10. Incompréhension
Je ne finis pas ma phrase. Je reste muette, figée telle une statue face au spectacle qui s'offre à moi. Nathan. Mon Nathan. Il est aux côtés de Lou. Et me regarde d'un air que je ne lui connais pas. Il aurait même tendance à me faire peur. La preuve, je viens de faire un pas en arrière. Mon dos vient se coller contre le torse de Gabriel. Sa chaleur me rassure. Même si je ne comprends pas très bien la situation. J'ai senti une distance entre Nathan et moi, mais de là à penser... Non ! Mon frère n'a pas pu faire cela !
— Anna, qu'est-ce que je vais bien pouvoir faire de toi ? Trop fragile, trop sensible ! Mademoiselle veut sauver le monde ! Mais apprends déjà à te sauver !
— Nathan... Mais que...
— Oh, tais-toi ! J'en ai assez de t'entendre. Lou a raison, tu n'es qu'une pauvre chose fragile !

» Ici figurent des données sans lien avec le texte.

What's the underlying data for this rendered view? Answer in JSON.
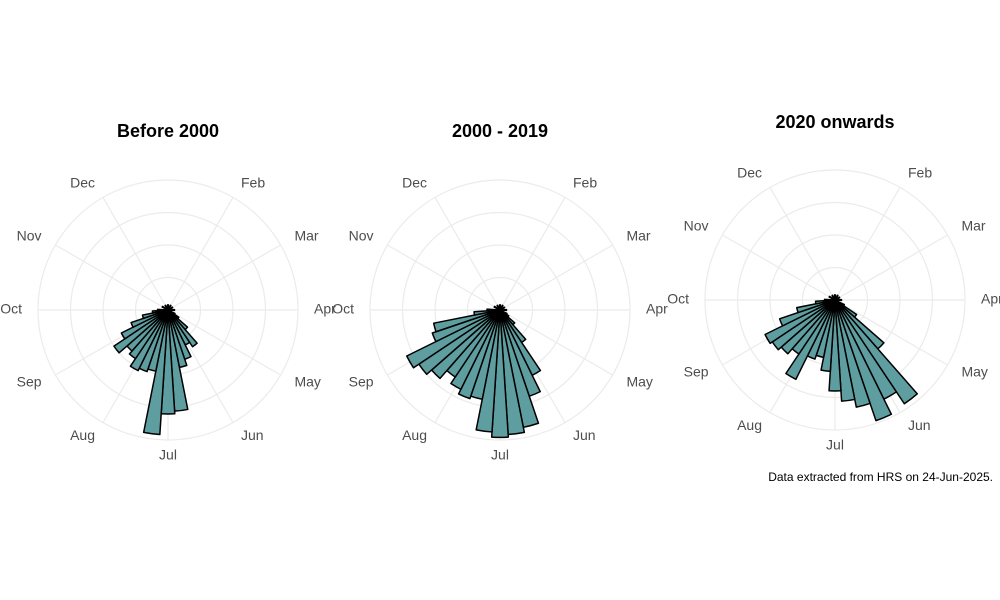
{
  "chart_data": [
    {
      "type": "polar_bar",
      "title": "Before 2000",
      "color": "#5f9ea0",
      "x": [
        0,
        1,
        2,
        3,
        4,
        4.25,
        4.5,
        4.75,
        5,
        5.25,
        5.5,
        5.75,
        6,
        6.25,
        6.5,
        6.75,
        7,
        7.25,
        7.5,
        7.75,
        8,
        8.25,
        8.5,
        8.75,
        9,
        10,
        11
      ],
      "values": [
        4,
        4,
        4,
        5,
        6,
        10,
        20,
        34,
        30,
        40,
        45,
        78,
        80,
        96,
        48,
        50,
        52,
        45,
        42,
        50,
        40,
        30,
        20,
        12,
        8,
        5,
        4
      ],
      "xlim": [
        0,
        12
      ],
      "xticks": [
        {
          "value": 1,
          "label": "Feb"
        },
        {
          "value": 2,
          "label": "Mar"
        },
        {
          "value": 3,
          "label": "Apr"
        },
        {
          "value": 4,
          "label": "May"
        },
        {
          "value": 5,
          "label": "Jun"
        },
        {
          "value": 6,
          "label": "Jul"
        },
        {
          "value": 7,
          "label": "Aug"
        },
        {
          "value": 8,
          "label": "Sep"
        },
        {
          "value": 9,
          "label": "Oct"
        },
        {
          "value": 10,
          "label": "Nov"
        },
        {
          "value": 11,
          "label": "Dec"
        }
      ],
      "rlim": [
        0,
        100
      ],
      "rticks": [
        25,
        50,
        75,
        100
      ]
    },
    {
      "type": "polar_bar",
      "title": "2000 - 2019",
      "color": "#5f9ea0",
      "x": [
        0,
        1,
        2,
        3,
        4,
        4.25,
        4.5,
        4.75,
        5,
        5.25,
        5.5,
        5.75,
        6,
        6.25,
        6.5,
        6.75,
        7,
        7.25,
        7.5,
        7.75,
        8,
        8.25,
        8.5,
        8.75,
        9,
        10,
        11
      ],
      "values": [
        4,
        4,
        4,
        5,
        6,
        8,
        15,
        30,
        56,
        70,
        92,
        96,
        98,
        94,
        70,
        72,
        68,
        62,
        70,
        75,
        80,
        55,
        52,
        20,
        10,
        5,
        4
      ],
      "xlim": [
        0,
        12
      ],
      "xticks": [
        {
          "value": 1,
          "label": "Feb"
        },
        {
          "value": 2,
          "label": "Mar"
        },
        {
          "value": 3,
          "label": "Apr"
        },
        {
          "value": 4,
          "label": "May"
        },
        {
          "value": 5,
          "label": "Jun"
        },
        {
          "value": 6,
          "label": "Jul"
        },
        {
          "value": 7,
          "label": "Aug"
        },
        {
          "value": 8,
          "label": "Sep"
        },
        {
          "value": 9,
          "label": "Oct"
        },
        {
          "value": 10,
          "label": "Nov"
        },
        {
          "value": 11,
          "label": "Dec"
        }
      ],
      "rlim": [
        0,
        100
      ],
      "rticks": [
        25,
        50,
        75,
        100
      ]
    },
    {
      "type": "polar_bar",
      "title": "2020 onwards",
      "color": "#5f9ea0",
      "x": [
        0,
        1,
        2,
        3,
        4,
        4.25,
        4.5,
        4.75,
        5,
        5.25,
        5.5,
        5.75,
        6,
        6.25,
        6.5,
        6.75,
        7,
        7.25,
        7.5,
        7.75,
        8,
        8.25,
        8.5,
        8.75,
        9,
        10,
        11
      ],
      "values": [
        4,
        4,
        4,
        5,
        8,
        20,
        50,
        96,
        85,
        98,
        84,
        78,
        70,
        55,
        45,
        48,
        68,
        50,
        55,
        58,
        60,
        45,
        30,
        15,
        8,
        5,
        4
      ],
      "xlim": [
        0,
        12
      ],
      "xticks": [
        {
          "value": 1,
          "label": "Feb"
        },
        {
          "value": 2,
          "label": "Mar"
        },
        {
          "value": 3,
          "label": "Apr"
        },
        {
          "value": 4,
          "label": "May"
        },
        {
          "value": 5,
          "label": "Jun"
        },
        {
          "value": 6,
          "label": "Jul"
        },
        {
          "value": 7,
          "label": "Aug"
        },
        {
          "value": 8,
          "label": "Sep"
        },
        {
          "value": 9,
          "label": "Oct"
        },
        {
          "value": 10,
          "label": "Nov"
        },
        {
          "value": 11,
          "label": "Dec"
        }
      ],
      "rlim": [
        0,
        100
      ],
      "rticks": [
        25,
        50,
        75,
        100
      ]
    }
  ],
  "note": "Data extracted from HRS on 24-Jun-2025."
}
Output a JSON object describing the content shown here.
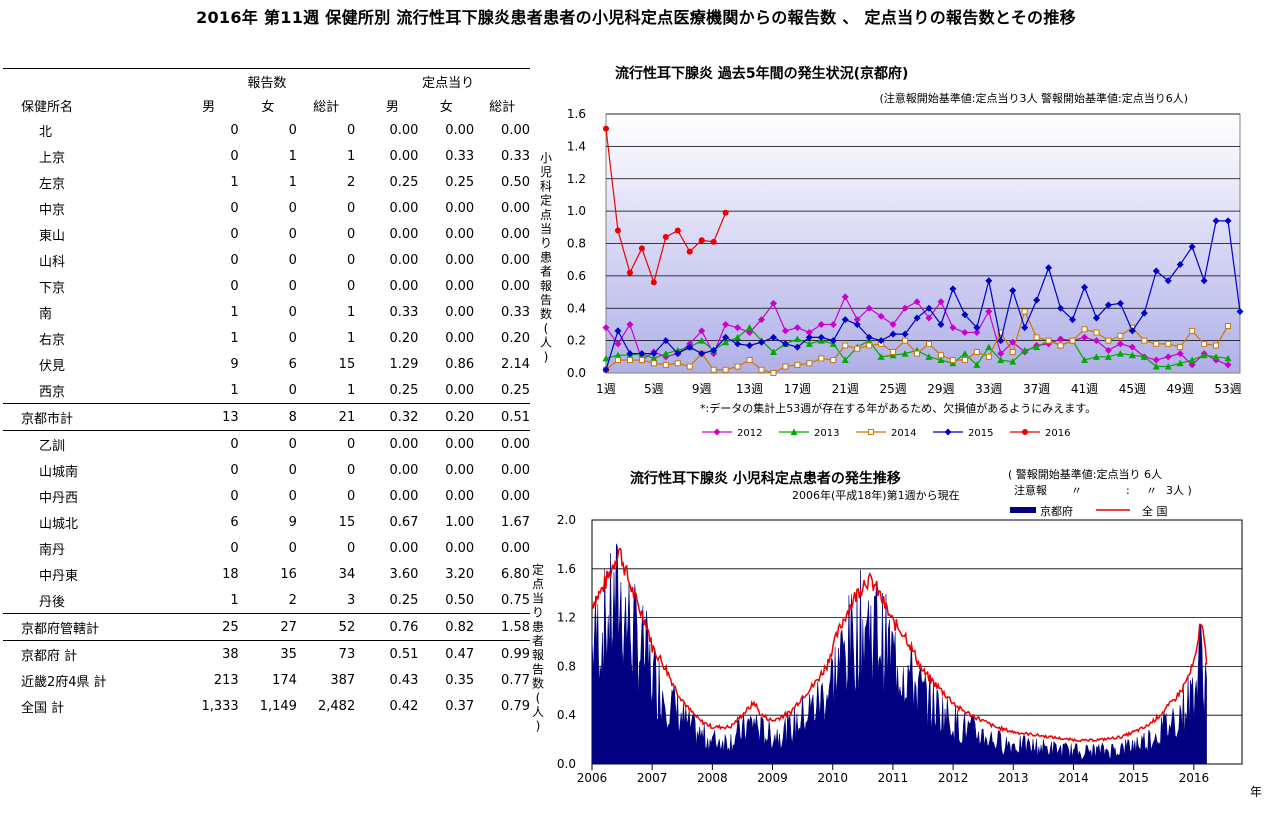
{
  "page_title": "2016年 第11週 保健所別 流行性耳下腺炎患者患者の小児科定点医療機関からの報告数 、 定点当りの報告数とその推移",
  "table": {
    "group_headers": {
      "reports": "報告数",
      "per_sentinel": "定点当り"
    },
    "col_headers": [
      "保健所名",
      "男",
      "女",
      "総計",
      "男",
      "女",
      "総計"
    ],
    "rows": [
      {
        "name": "北",
        "m": "0",
        "f": "0",
        "t": "0",
        "pm": "0.00",
        "pf": "0.00",
        "pt": "0.00",
        "style": "indent"
      },
      {
        "name": "上京",
        "m": "0",
        "f": "1",
        "t": "1",
        "pm": "0.00",
        "pf": "0.33",
        "pt": "0.33",
        "style": "indent"
      },
      {
        "name": "左京",
        "m": "1",
        "f": "1",
        "t": "2",
        "pm": "0.25",
        "pf": "0.25",
        "pt": "0.50",
        "style": "indent"
      },
      {
        "name": "中京",
        "m": "0",
        "f": "0",
        "t": "0",
        "pm": "0.00",
        "pf": "0.00",
        "pt": "0.00",
        "style": "indent"
      },
      {
        "name": "東山",
        "m": "0",
        "f": "0",
        "t": "0",
        "pm": "0.00",
        "pf": "0.00",
        "pt": "0.00",
        "style": "indent"
      },
      {
        "name": "山科",
        "m": "0",
        "f": "0",
        "t": "0",
        "pm": "0.00",
        "pf": "0.00",
        "pt": "0.00",
        "style": "indent"
      },
      {
        "name": "下京",
        "m": "0",
        "f": "0",
        "t": "0",
        "pm": "0.00",
        "pf": "0.00",
        "pt": "0.00",
        "style": "indent"
      },
      {
        "name": "南",
        "m": "1",
        "f": "0",
        "t": "1",
        "pm": "0.33",
        "pf": "0.00",
        "pt": "0.33",
        "style": "indent"
      },
      {
        "name": "右京",
        "m": "1",
        "f": "0",
        "t": "1",
        "pm": "0.20",
        "pf": "0.00",
        "pt": "0.20",
        "style": "indent"
      },
      {
        "name": "伏見",
        "m": "9",
        "f": "6",
        "t": "15",
        "pm": "1.29",
        "pf": "0.86",
        "pt": "2.14",
        "style": "indent"
      },
      {
        "name": "西京",
        "m": "1",
        "f": "0",
        "t": "1",
        "pm": "0.25",
        "pf": "0.00",
        "pt": "0.25",
        "style": "indent"
      },
      {
        "name": "京都市計",
        "m": "13",
        "f": "8",
        "t": "21",
        "pm": "0.32",
        "pf": "0.20",
        "pt": "0.51",
        "style": "left",
        "line": "both"
      },
      {
        "name": "乙訓",
        "m": "0",
        "f": "0",
        "t": "0",
        "pm": "0.00",
        "pf": "0.00",
        "pt": "0.00",
        "style": "indent"
      },
      {
        "name": "山城南",
        "m": "0",
        "f": "0",
        "t": "0",
        "pm": "0.00",
        "pf": "0.00",
        "pt": "0.00",
        "style": "indent"
      },
      {
        "name": "中丹西",
        "m": "0",
        "f": "0",
        "t": "0",
        "pm": "0.00",
        "pf": "0.00",
        "pt": "0.00",
        "style": "indent"
      },
      {
        "name": "山城北",
        "m": "6",
        "f": "9",
        "t": "15",
        "pm": "0.67",
        "pf": "1.00",
        "pt": "1.67",
        "style": "indent"
      },
      {
        "name": "南丹",
        "m": "0",
        "f": "0",
        "t": "0",
        "pm": "0.00",
        "pf": "0.00",
        "pt": "0.00",
        "style": "indent"
      },
      {
        "name": "中丹東",
        "m": "18",
        "f": "16",
        "t": "34",
        "pm": "3.60",
        "pf": "3.20",
        "pt": "6.80",
        "style": "indent"
      },
      {
        "name": "丹後",
        "m": "1",
        "f": "2",
        "t": "3",
        "pm": "0.25",
        "pf": "0.50",
        "pt": "0.75",
        "style": "indent"
      },
      {
        "name": "京都府管轄計",
        "m": "25",
        "f": "27",
        "t": "52",
        "pm": "0.76",
        "pf": "0.82",
        "pt": "1.58",
        "style": "left",
        "line": "both"
      },
      {
        "name": "京都府 計",
        "m": "38",
        "f": "35",
        "t": "73",
        "pm": "0.51",
        "pf": "0.47",
        "pt": "0.99",
        "style": "left"
      },
      {
        "name": "近畿2府4県 計",
        "m": "213",
        "f": "174",
        "t": "387",
        "pm": "0.43",
        "pf": "0.35",
        "pt": "0.77",
        "style": "left"
      },
      {
        "name": "全国 計",
        "m": "1,333",
        "f": "1,149",
        "t": "2,482",
        "pm": "0.42",
        "pf": "0.37",
        "pt": "0.79",
        "style": "left"
      }
    ]
  },
  "chart_data": [
    {
      "type": "line",
      "title": "流行性耳下腺炎 過去5年間の発生状況(京都府)",
      "subtitle": "(注意報開始基準値:定点当り3人 警報開始基準値:定点当り6人)",
      "ylabel": "小児科定点当り患者報告数(人)",
      "note": "*:データの集計上53週が存在する年があるため、欠損値があるようにみえます。",
      "ylim": [
        0,
        1.6
      ],
      "yticks": [
        "0.0",
        "0.2",
        "0.4",
        "0.6",
        "0.8",
        "1.0",
        "1.2",
        "1.4",
        "1.6"
      ],
      "xticks": [
        "1週",
        "5週",
        "9週",
        "13週",
        "17週",
        "21週",
        "25週",
        "29週",
        "33週",
        "37週",
        "41週",
        "45週",
        "49週",
        "53週"
      ],
      "legend": "bottom",
      "series": [
        {
          "name": "2012",
          "color": "#cc00cc",
          "marker": "diamond",
          "values": [
            0.28,
            0.18,
            0.3,
            0.08,
            0.13,
            0.1,
            0.12,
            0.18,
            0.26,
            0.12,
            0.3,
            0.28,
            0.25,
            0.33,
            0.43,
            0.26,
            0.28,
            0.25,
            0.3,
            0.3,
            0.47,
            0.33,
            0.4,
            0.35,
            0.3,
            0.4,
            0.44,
            0.34,
            0.44,
            0.28,
            0.25,
            0.25,
            0.38,
            0.12,
            0.19,
            0.13,
            0.17,
            0.18,
            0.21,
            0.2,
            0.22,
            0.2,
            0.14,
            0.18,
            0.16,
            0.1,
            0.08,
            0.1,
            0.12,
            0.05,
            0.12,
            0.08,
            0.05
          ]
        },
        {
          "name": "2013",
          "color": "#00aa00",
          "marker": "triangle",
          "values": [
            0.09,
            0.11,
            0.11,
            0.12,
            0.09,
            0.12,
            0.14,
            0.16,
            0.2,
            0.14,
            0.19,
            0.22,
            0.28,
            0.2,
            0.13,
            0.18,
            0.21,
            0.18,
            0.2,
            0.18,
            0.08,
            0.16,
            0.2,
            0.1,
            0.11,
            0.12,
            0.14,
            0.1,
            0.08,
            0.06,
            0.12,
            0.05,
            0.16,
            0.08,
            0.07,
            0.14,
            0.16,
            0.2,
            0.17,
            0.2,
            0.08,
            0.1,
            0.1,
            0.12,
            0.11,
            0.1,
            0.04,
            0.04,
            0.06,
            0.08,
            0.11,
            0.1,
            0.09
          ]
        },
        {
          "name": "2014",
          "color": "#cc7700",
          "marker": "square",
          "values": [
            0.02,
            0.08,
            0.08,
            0.08,
            0.06,
            0.05,
            0.06,
            0.04,
            0.12,
            0.02,
            0.02,
            0.04,
            0.08,
            0.02,
            0.0,
            0.04,
            0.05,
            0.06,
            0.09,
            0.08,
            0.17,
            0.15,
            0.17,
            0.18,
            0.13,
            0.2,
            0.12,
            0.18,
            0.11,
            0.08,
            0.08,
            0.13,
            0.1,
            0.25,
            0.13,
            0.38,
            0.22,
            0.2,
            0.17,
            0.2,
            0.27,
            0.25,
            0.2,
            0.23,
            0.28,
            0.2,
            0.18,
            0.18,
            0.16,
            0.26,
            0.18,
            0.17,
            0.29
          ]
        },
        {
          "name": "2015",
          "color": "#0000cc",
          "marker": "diamond",
          "values": [
            0.02,
            0.26,
            0.12,
            0.12,
            0.12,
            0.2,
            0.12,
            0.16,
            0.12,
            0.14,
            0.22,
            0.18,
            0.17,
            0.19,
            0.22,
            0.18,
            0.16,
            0.22,
            0.22,
            0.2,
            0.33,
            0.3,
            0.22,
            0.2,
            0.24,
            0.24,
            0.34,
            0.4,
            0.3,
            0.52,
            0.36,
            0.28,
            0.57,
            0.2,
            0.51,
            0.28,
            0.45,
            0.65,
            0.4,
            0.33,
            0.53,
            0.34,
            0.42,
            0.43,
            0.26,
            0.37,
            0.63,
            0.57,
            0.67,
            0.78,
            0.57,
            0.94,
            0.94,
            0.38
          ]
        },
        {
          "name": "2016",
          "color": "#ee0000",
          "marker": "circle",
          "values": [
            1.51,
            0.88,
            0.62,
            0.77,
            0.56,
            0.84,
            0.88,
            0.75,
            0.82,
            0.81,
            0.99
          ]
        }
      ]
    },
    {
      "type": "area",
      "title": "流行性耳下腺炎 小児科定点患者の発生推移",
      "subtitle": "2006年(平成18年)第1週から現在",
      "threshold_note_1": "( 警報開始基準値:定点当り 6人",
      "threshold_note_2a": "注意報",
      "threshold_note_2b": "〃",
      "threshold_note_2c": ":",
      "threshold_note_2d": "〃",
      "threshold_note_2e": "3人 )",
      "ylabel": "定点当り患者報告数(人)",
      "xlabel": "年",
      "ylim": [
        0,
        2.0
      ],
      "yticks": [
        "0.0",
        "0.4",
        "0.8",
        "1.2",
        "1.6",
        "2.0"
      ],
      "xticks": [
        "2006",
        "2007",
        "2008",
        "2009",
        "2010",
        "2011",
        "2012",
        "2013",
        "2014",
        "2015",
        "2016"
      ],
      "legend": "top",
      "series": [
        {
          "name": "京都府",
          "color": "#000080",
          "style": "area"
        },
        {
          "name": "全 国",
          "color": "#ee0000",
          "style": "line",
          "anchors": [
            [
              2006.0,
              1.3
            ],
            [
              2006.15,
              1.4
            ],
            [
              2006.3,
              1.55
            ],
            [
              2006.45,
              1.75
            ],
            [
              2006.6,
              1.5
            ],
            [
              2006.75,
              1.3
            ],
            [
              2006.9,
              1.15
            ],
            [
              2007.0,
              0.95
            ],
            [
              2007.2,
              0.8
            ],
            [
              2007.4,
              0.6
            ],
            [
              2007.6,
              0.45
            ],
            [
              2007.8,
              0.35
            ],
            [
              2008.0,
              0.3
            ],
            [
              2008.3,
              0.3
            ],
            [
              2008.5,
              0.4
            ],
            [
              2008.7,
              0.5
            ],
            [
              2008.8,
              0.4
            ],
            [
              2009.0,
              0.35
            ],
            [
              2009.3,
              0.42
            ],
            [
              2009.5,
              0.55
            ],
            [
              2009.7,
              0.65
            ],
            [
              2009.9,
              0.8
            ],
            [
              2010.0,
              0.95
            ],
            [
              2010.2,
              1.2
            ],
            [
              2010.4,
              1.38
            ],
            [
              2010.55,
              1.5
            ],
            [
              2010.7,
              1.45
            ],
            [
              2010.85,
              1.3
            ],
            [
              2011.0,
              1.15
            ],
            [
              2011.2,
              1.05
            ],
            [
              2011.35,
              0.9
            ],
            [
              2011.5,
              0.75
            ],
            [
              2011.7,
              0.65
            ],
            [
              2011.9,
              0.55
            ],
            [
              2012.1,
              0.45
            ],
            [
              2012.3,
              0.4
            ],
            [
              2012.5,
              0.35
            ],
            [
              2012.7,
              0.3
            ],
            [
              2013.0,
              0.26
            ],
            [
              2013.3,
              0.24
            ],
            [
              2013.6,
              0.22
            ],
            [
              2013.9,
              0.2
            ],
            [
              2014.2,
              0.19
            ],
            [
              2014.5,
              0.2
            ],
            [
              2014.8,
              0.22
            ],
            [
              2015.0,
              0.26
            ],
            [
              2015.2,
              0.3
            ],
            [
              2015.4,
              0.38
            ],
            [
              2015.6,
              0.48
            ],
            [
              2015.8,
              0.6
            ],
            [
              2015.95,
              0.75
            ],
            [
              2016.05,
              0.9
            ],
            [
              2016.12,
              1.2
            ],
            [
              2016.18,
              0.95
            ],
            [
              2016.22,
              0.82
            ]
          ]
        }
      ]
    }
  ]
}
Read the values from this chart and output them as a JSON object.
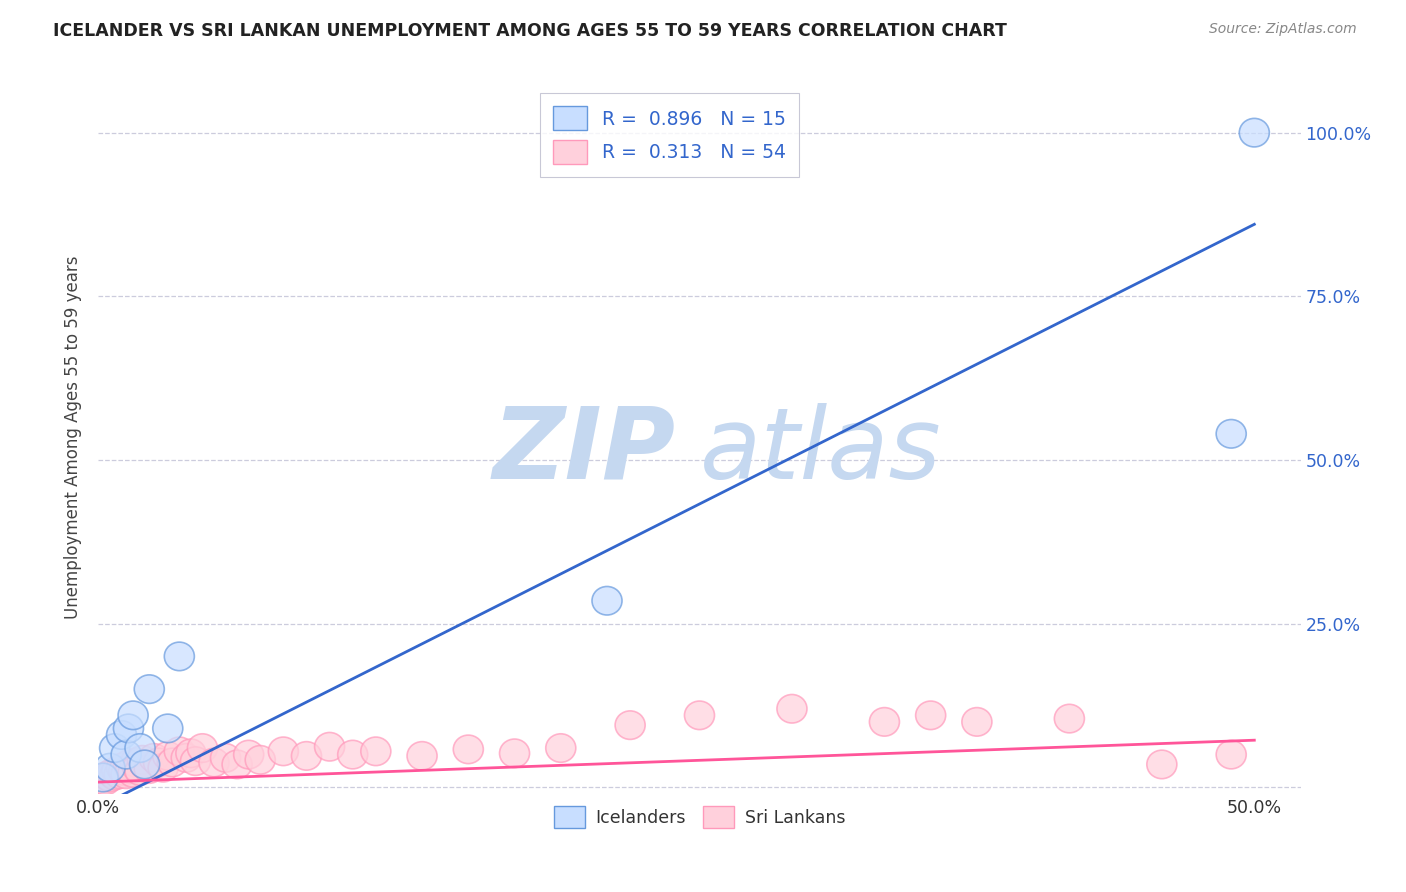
{
  "title": "ICELANDER VS SRI LANKAN UNEMPLOYMENT AMONG AGES 55 TO 59 YEARS CORRELATION CHART",
  "source": "Source: ZipAtlas.com",
  "ylabel": "Unemployment Among Ages 55 to 59 years",
  "xlim": [
    0.0,
    0.52
  ],
  "ylim": [
    -0.01,
    1.08
  ],
  "iceland_R": 0.896,
  "iceland_N": 15,
  "srilanka_R": 0.313,
  "srilanka_N": 54,
  "iceland_face_color": "#C8DEFF",
  "iceland_edge_color": "#6699DD",
  "iceland_line_color": "#3366CC",
  "srilanka_face_color": "#FFD0DC",
  "srilanka_edge_color": "#FF99BB",
  "srilanka_line_color": "#FF5599",
  "watermark_color": "#C5D8F0",
  "background_color": "#FFFFFF",
  "grid_color": "#CCCCDD",
  "iceland_x": [
    0.002,
    0.005,
    0.007,
    0.01,
    0.012,
    0.013,
    0.015,
    0.018,
    0.02,
    0.022,
    0.03,
    0.035,
    0.22,
    0.49,
    0.5
  ],
  "iceland_y": [
    0.015,
    0.03,
    0.06,
    0.08,
    0.05,
    0.09,
    0.11,
    0.06,
    0.035,
    0.15,
    0.09,
    0.2,
    0.285,
    0.54,
    1.0
  ],
  "srilanka_x": [
    0.001,
    0.002,
    0.003,
    0.004,
    0.005,
    0.006,
    0.007,
    0.008,
    0.009,
    0.01,
    0.011,
    0.012,
    0.013,
    0.014,
    0.015,
    0.016,
    0.017,
    0.018,
    0.019,
    0.02,
    0.022,
    0.024,
    0.026,
    0.028,
    0.03,
    0.032,
    0.035,
    0.038,
    0.04,
    0.042,
    0.045,
    0.05,
    0.055,
    0.06,
    0.065,
    0.07,
    0.08,
    0.09,
    0.1,
    0.11,
    0.12,
    0.14,
    0.16,
    0.18,
    0.2,
    0.23,
    0.26,
    0.3,
    0.34,
    0.36,
    0.38,
    0.42,
    0.46,
    0.49
  ],
  "srilanka_y": [
    0.008,
    0.012,
    0.01,
    0.018,
    0.015,
    0.022,
    0.018,
    0.025,
    0.02,
    0.03,
    0.025,
    0.02,
    0.035,
    0.028,
    0.022,
    0.038,
    0.03,
    0.025,
    0.042,
    0.035,
    0.028,
    0.045,
    0.038,
    0.03,
    0.048,
    0.038,
    0.055,
    0.045,
    0.052,
    0.04,
    0.06,
    0.038,
    0.045,
    0.035,
    0.05,
    0.042,
    0.055,
    0.048,
    0.062,
    0.05,
    0.055,
    0.048,
    0.058,
    0.052,
    0.06,
    0.095,
    0.11,
    0.12,
    0.1,
    0.11,
    0.1,
    0.105,
    0.035,
    0.05
  ],
  "iceland_line_x0": 0.0,
  "iceland_line_x1": 0.5,
  "iceland_line_y0": -0.03,
  "iceland_line_y1": 0.86,
  "srilanka_line_x0": 0.0,
  "srilanka_line_x1": 0.5,
  "srilanka_line_y0": 0.008,
  "srilanka_line_y1": 0.072
}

— Que... Pourquoi ? C'est toi ? Toi, qui as parlé de notre évasion à cette traite ?
Je n'ai pas besoin d'une réponse. Je la connais. Je le vois dans sa posture, son regard et son sourire vicieux. Souris vicieux ? Oui. Ce sourire que je vois sur son visage ne m'avait encore jamais été destiné. Pourtant, il est là, face à moi. Près de notre ennemi. Ou peut-être est-ce moi son ennemi. Je ne sais plus. Tout est figé autour de moi. Le temps s'est arrêté. Il me laisse apprécier et comprendre la situation. Une situation trop douloureuse. Je sens mon cœur et mon âme se briser en mille morceaux. Mon frère n'est pas avec moi. Ce n'est pas mon allié. Mais...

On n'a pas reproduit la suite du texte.